O'Ward vincitore del GP del Texas
O’Ward vincitore del GP del Texas

L’esperienza di Pato

Spesso i piloti dicono che nulla al mondo è come guidare una vettura di F1, la classe regina del motorsport. Anche O’Ward, che comunque di monoposto se ne intende, ha confermato che nemmeno le vetture dell’IndyCar possono dare un’idea di come sia una Formula 1.

“Non so cosa dire riguardo ad oggi riporta motorsport.com – È un’esperienza unica, una rara opportunità, che capita una volta nella vita. Wow, queste macchine sono incredibili. Mi aspettavo qualcosa di pazzesco e incredibile, ma è stato 10 volte superiore alle mie aspettative. Pensavo che le IndyCar fossero veloci, ma è veramente indescrivibile, non so cos’altro dire” ha raccontato il messicano. “Sin dal primo giro, appena sono andato in pista, ho subito sentito la potenza, il grip, la frenata. Tutto funzionava esattamente come volevo. Che esperienza, e che macchina!”.

O'Ward impegnato ad Abu Dhabi

I problemi al collo

Dopo il primo assaggio, O’Ward si è subito concentrato sul mettere insieme dei buoni giri. Il problema principale che il pilota ha incontrato è stato quello del collo: le sollecitazioni a cui è sottoposta questa parte del corpo, infatti, non sono neanche immaginabili per chi non ha mai avuto la fortuna di provare una Formula 1. Secondo il messicano, proprio queste difficoltà causate dal collo gli hanno impedito di migliorare il suo giro nel pomeriggio:

“Mi dà un po’ fastidio non aver migliorato abbastanza nel pomeriggio. Uno dei motivi per cui non ho messo insieme un gran giro è stato che stavo per perdere il controllo della mia testa. Il mio collo è distrutto. In mattinata ero arrivato a buon punto, ma ho fatto un po’ di long run, prima di simulare la qualifica verso la fine. Appena ho montato le gomme soft, nelle curve veloci mi sembrava di non sentire più la testa! Sapevo che sarebbe stato un problema, perlomeno a fine giornata – ha affermato O’Ward – perché è completamente diverso da ogni altra cosa che si possa guidare da altre parti. Negli ultimi giri, stavo solo cercando di guardare dove andavo“.

O'Ward a bordo della MCLM35
O’Ward a bordo della MCLM35

Nonostante ciò, per il pilota messicano questa è stata “la migliore esperienza della mia vita su una monoposto, nulla ci si avvicina”.

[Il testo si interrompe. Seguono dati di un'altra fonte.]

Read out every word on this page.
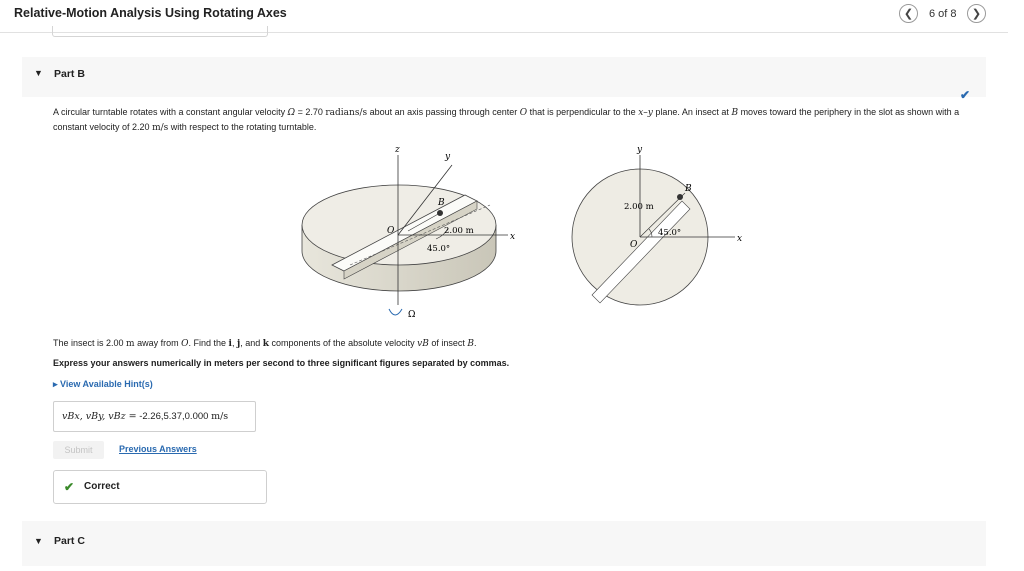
Relative-Motion Analysis Using Rotating Axes	❮	6 of 8	❯
▼ Part B
✔
A circular turntable rotates with a constant angular velocity Ω = 2.70 radians/s about an axis passing through center O that is perpendicular to the x–y plane. An insect at B moves toward the periphery in the slot as shown with a constant velocity of 2.20 m/s with respect to the rotating turntable.
z
y
x
O
B
2.00 m
45.0°
Ω
y
x
O
B
2.00 m
45.0°
The insect is 2.00 m away from O. Find the i, j, and k components of the absolute velocity vB of insect B.
Express your answers numerically in meters per second to three significant figures separated by commas.
▸ View Available Hint(s)
vBx, vBy, vBz = -2.26,5.37,0.000 m/s
Submit	Previous Answers
✔ Correct
▼ Part C
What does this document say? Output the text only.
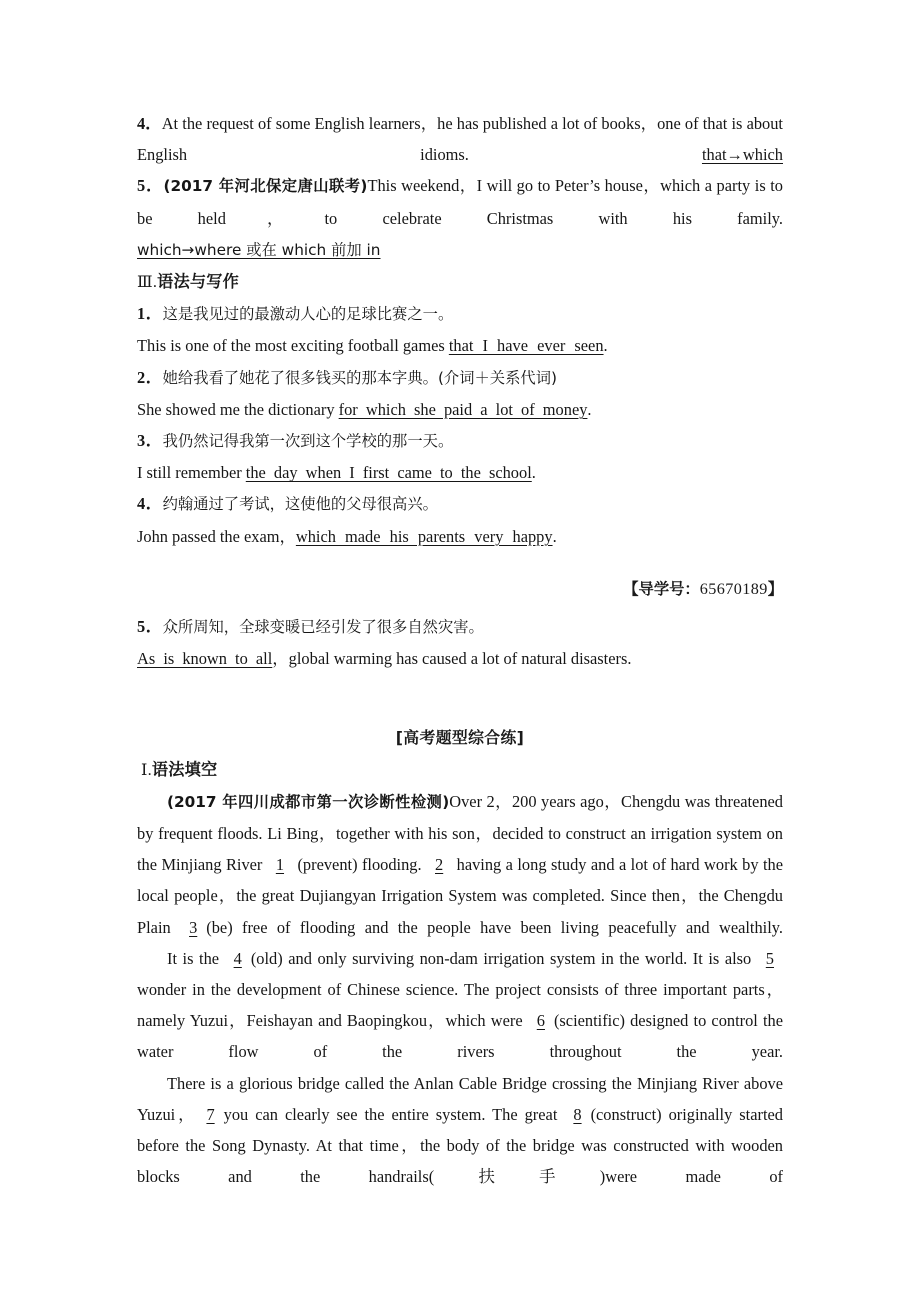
4．At the request of some English learners，he has published a lot of books，one of that is about English idioms. that→which

5．(2017 年河北保定唐山联考)This weekend，I will go to Peter’s house，which a party is to be held，to celebrate Christmas with his family.

which→where 或在 which 前加 in

Ⅲ.语法与写作

1．这是我见过的最激动人心的足球比赛之一。

This is one of the most exciting football games that I have ever seen.

2．她给我看了她花了很多钱买的那本字典。(介词＋关系代词)

She showed me the dictionary for which she paid a lot of money.

3．我仍然记得我第一次到这个学校的那一天。

I still remember the day when I first came to the school.

4．约翰通过了考试，这使他的父母很高兴。

John passed the exam，which made his parents very happy.

【导学号：65670189】

5．众所周知，全球变暖已经引发了很多自然灾害。

As is known to all，global warming has caused a lot of natural disasters.

[高考题型综合练]

Ⅰ.语法填空

(2017 年四川成都市第一次诊断性检测)Over 2，200 years ago，Chengdu was threatened by frequent floods. Li Bing，together with his son，decided to construct an irrigation system on the Minjiang River 1 (prevent) flooding. 2 having a long study and a lot of hard work by the local people，the great Dujiangyan Irrigation System was completed. Since then，the Chengdu Plain 3 (be) free of flooding and the people have been living peacefully and wealthily.

It is the 4 (old) and only surviving non-dam irrigation system in the world. It is also 5 wonder in the development of Chinese science. The project consists of three important parts，namely Yuzui，Feishayan and Baopingkou，which were 6 (scientific) designed to control the water flow of the rivers throughout the year.

There is a glorious bridge called the Anlan Cable Bridge crossing the Minjiang River above Yuzui， 7 you can clearly see the entire system. The great 8 (construct) originally started before the Song Dynasty. At that time，the body of the bridge was constructed with wooden blocks and the handrails(扶手)were made of
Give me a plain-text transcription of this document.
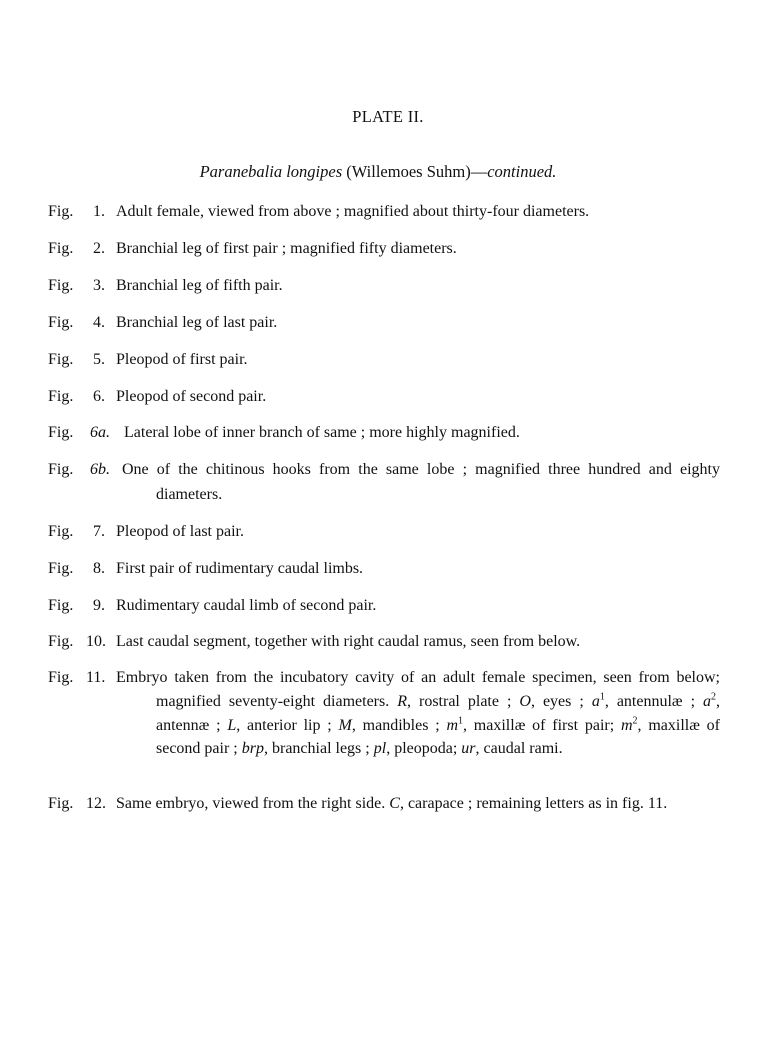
PLATE II.
Paranebalia longipes (Willemoes Suhm)—continued.
Fig. 1. Adult female, viewed from above ; magnified about thirty-four diameters.
Fig. 2. Branchial leg of first pair ; magnified fifty diameters.
Fig. 3. Branchial leg of fifth pair.
Fig. 4. Branchial leg of last pair.
Fig. 5. Pleopod of first pair.
Fig. 6. Pleopod of second pair.
Fig. 6a. Lateral lobe of inner branch of same ; more highly magnified.
Fig. 6b. One of the chitinous hooks from the same lobe ; magnified three hundred and eighty diameters.
Fig. 7. Pleopod of last pair.
Fig. 8. First pair of rudimentary caudal limbs.
Fig. 9. Rudimentary caudal limb of second pair.
Fig. 10. Last caudal segment, together with right caudal ramus, seen from below.
Fig. 11. Embryo taken from the incubatory cavity of an adult female specimen, seen from below; magnified seventy-eight diameters. R, rostral plate ; O, eyes ; $a^1$, antennulæ ; $a^2$, antennæ ; L, anterior lip ; M, mandibles ; $m^1$, maxillæ of first pair; $m^2$, maxillæ of second pair ; brp, branchial legs ; pl, pleopoda; ur, caudal rami.
Fig. 12. Same embryo, viewed from the right side. C, carapace ; remaining letters as in fig. 11.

“Niente è simile alla Formula 1 in termini di sensazioni e di guida. Ciò che si prova in IndyCar è pazzesco. Ma quando guidi una macchina di queste, il modo in cui fai tutto così velocemente, è semplicemente irreale, come in un videogioco. – ha aggiunto – Ma devo dire, per massimizzare il potenziale ci vuole un maggiore adattamento alla macchina. Certamente in alcune zone non sono arrivato al limite, in alcune sì, in altre no. È normale, mi servirà del tempo per prendere confidenza con la macchina, e per non superare il limite.

Infine, O’Ward ha spiegato che ha cercato di non esagerare: “Non volevo scendere in pista e mostrarmi coraggioso e pieno di me, per poi andare a muro!” ha concluso.

Le prestazioni in IndyCar sono sicuramente interessanti, e le prime impressioni sulla MCL35M anche. Riuscirà un giorno O’Ward ad ottenere un sedile in F1?